(1)
Department of Surgery Division of Surgical Oncology, Icahn School of Medicine at Mount Sinai, New York, NY, USA
Introduction
The abdominal organs, given their central location and lack of bony protection, are vulnerable to traumatic injury. The type of trauma can predict the pattern of injuries that are likely to have occurred. In blunt abdominal trauma—such as a fall from height, motor vehicle collision, or physical assault—the liver and the spleen are the most commonly damaged organs. The force of impact can cause these solid organs to fracture, leading to intra–abdominal hemorrhage. When examining a victim of blunt trauma, sites of ecchymosis on the abdominal wall can demonstrate points of impact and identify likely underlying organ injury. Bedside ultrasound, called the Focused Assessment with Sonography for Trauma (FAST) exam, can be used to assess for intra-abdominal bleeding. Visualization of a black hypoechoic stripe along the paracolic gutters or pelvic cul-de-sac indicates the presence of free fluid in the abdominal cavity.
Even in the presence of intra-abdominal bleeding, advances in supportive care have allowed the majority of blunt trauma patients to be spared operative exploration. In clinically stable patients, CT imaging is useful in identifying the extent of splenic laceration or liver laceration (Fig. 26.1). Minor intra-abdominal bleeding is typically self-limited, but if extravasation of intravenous contrast is seen, this indicates active bleeding that is unlikely to resolve. Interventional radiology techniques can be used to selectively embolize these bleeding vessels. Patients who remain hemodynamically unstable despite these efforts, or who continue to require blood products for resuscitation should be taken to the operating room for definitive control of bleeding sites.
Fig. 26.1
CT scan of a patient who was involved in a motor vehicle accident, the images demonstrate a large liver laceration with accompanying hemoperitoneum. The patient remained hemodynamically stable and operative intervention was not required
In contrast to blunt trauma, penetrating abdominal trauma is more likely to result in injuries that require surgical intervention. With stabbing injuries, damage will occur to whichever organs lie in the path of the weapon, often including the bowel and major blood vessels. The finding of frank peritonitis on examination implies bowel injury with the spillage of enteric contents and mandates operative exploration. If no peritonitis is present, wound sites can be explored at bedside to determine if the peritoneal cavity has been violated. With stabbings, it is important to keep in mind that the size of the skin wound does not correlate with the depth of penetration; a small skin defect may be the only indication of a deep wound with severe internal injury. CT imaging is not sensitive for identifying bowel injury. Therefore, any patient with a stab wound penetrating the peritoneum must have bowel injury ruled out with either a peritoneal lavage or operative exploration (Fig. 26.2).
Fig. 26.2
Technique of diagnostic peritoneal lavage [Reprinted from Lennquist S. Incidents Caused by Physical Trauma. In: Lennquist S (ed). Medical Response to Major Incidents and Disasters: A Practical Guide for All Medical Staff. Heidelberg, Germany: Springer Verlag; 2012: 111-196. With permission from Springer Verlag]

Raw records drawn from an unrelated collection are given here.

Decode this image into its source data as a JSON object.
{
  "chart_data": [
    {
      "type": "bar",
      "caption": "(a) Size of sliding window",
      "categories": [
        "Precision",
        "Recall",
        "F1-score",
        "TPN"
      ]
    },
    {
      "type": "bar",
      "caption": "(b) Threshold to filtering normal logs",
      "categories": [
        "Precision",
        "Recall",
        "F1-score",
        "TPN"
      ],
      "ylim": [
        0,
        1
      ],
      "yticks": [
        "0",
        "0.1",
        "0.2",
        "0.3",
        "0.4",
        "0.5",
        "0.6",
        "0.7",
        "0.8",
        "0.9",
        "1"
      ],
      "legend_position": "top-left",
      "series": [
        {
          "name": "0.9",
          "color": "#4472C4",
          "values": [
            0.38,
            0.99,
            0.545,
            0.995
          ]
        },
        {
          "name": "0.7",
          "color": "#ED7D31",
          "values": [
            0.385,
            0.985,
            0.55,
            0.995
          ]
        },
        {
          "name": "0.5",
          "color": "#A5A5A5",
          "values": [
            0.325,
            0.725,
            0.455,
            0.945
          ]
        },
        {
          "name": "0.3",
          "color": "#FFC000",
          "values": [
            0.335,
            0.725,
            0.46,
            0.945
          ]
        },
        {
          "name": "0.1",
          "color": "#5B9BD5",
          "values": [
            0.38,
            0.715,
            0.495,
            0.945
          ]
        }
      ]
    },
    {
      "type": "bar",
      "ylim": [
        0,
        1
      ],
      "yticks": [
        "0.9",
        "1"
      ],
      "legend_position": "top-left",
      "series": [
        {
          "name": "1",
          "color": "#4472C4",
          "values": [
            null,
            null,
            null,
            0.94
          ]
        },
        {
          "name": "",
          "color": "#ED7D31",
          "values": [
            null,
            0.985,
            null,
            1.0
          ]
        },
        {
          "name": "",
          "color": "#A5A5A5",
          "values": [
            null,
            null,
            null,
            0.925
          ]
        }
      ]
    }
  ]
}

Gunshot wounds present the potential for complex thermal and mechanical damage. The heat produced by a bullet causes direct thermal injury to the surrounding structures. In addition, the tumbling of the bullet can cause more extensive damage than anticipated. Complex, multi-organ injury is virtually guaranteed with a gunshot wound to the abdomen, and as such all patients should be taken directly for operative exploration.
Surgical Technique
A generous midline incision is employed for a trauma laparotomy since this provides rapid access to the abdomen with good exposure to all potentially injured organs. Once the abdominal cavity is opened, an initial survey is quickly performed. If blood is present, multiple laparotomy pads are used to pack all four quadrants for control of hemorrhage. Bowel injuries causing gross spillage of enteric contents are provisionally closed to limit contamination. After initial damage control is obtained, a careful examination of the abdomen is conducted; packing is sequentially removed, and each quadrant is systematically inspected for injury.
Major vascular injuries take priority and are addressed by obtaining inflow and outflow control, and performing repair as appropriate. Stable retroperitoneal or pelvic hematomas are typically left undisturbed, since opening the retroperitoneum can decompress the space and disrupt hemostasis. Embolization of the pelvic arteries can be performed in interventional radiology to assist with control of the pelvic hematomas seen with extensive pelvic fractures.
The liver has a unique ability to achieve hemostasis, therefore bleeding from liver lacerations is usually self-limited or can be controlled with simple compression. In more serious injuries, a Pringle maneuver can be performed to control the blood inflow to the liver. By encircling the porta hepatis and applying manual pressure, the surgeon can occlude the portal vein and hepatic artery, and allow visualization of injuries (Fig. 26.3). Active arterial bleeding may require ligation of the hepatic artery to the bleeding lobe. Emergent liver resection is only rarely needed, but may be indicated for ongoing hemorrhage or a significant bile leak.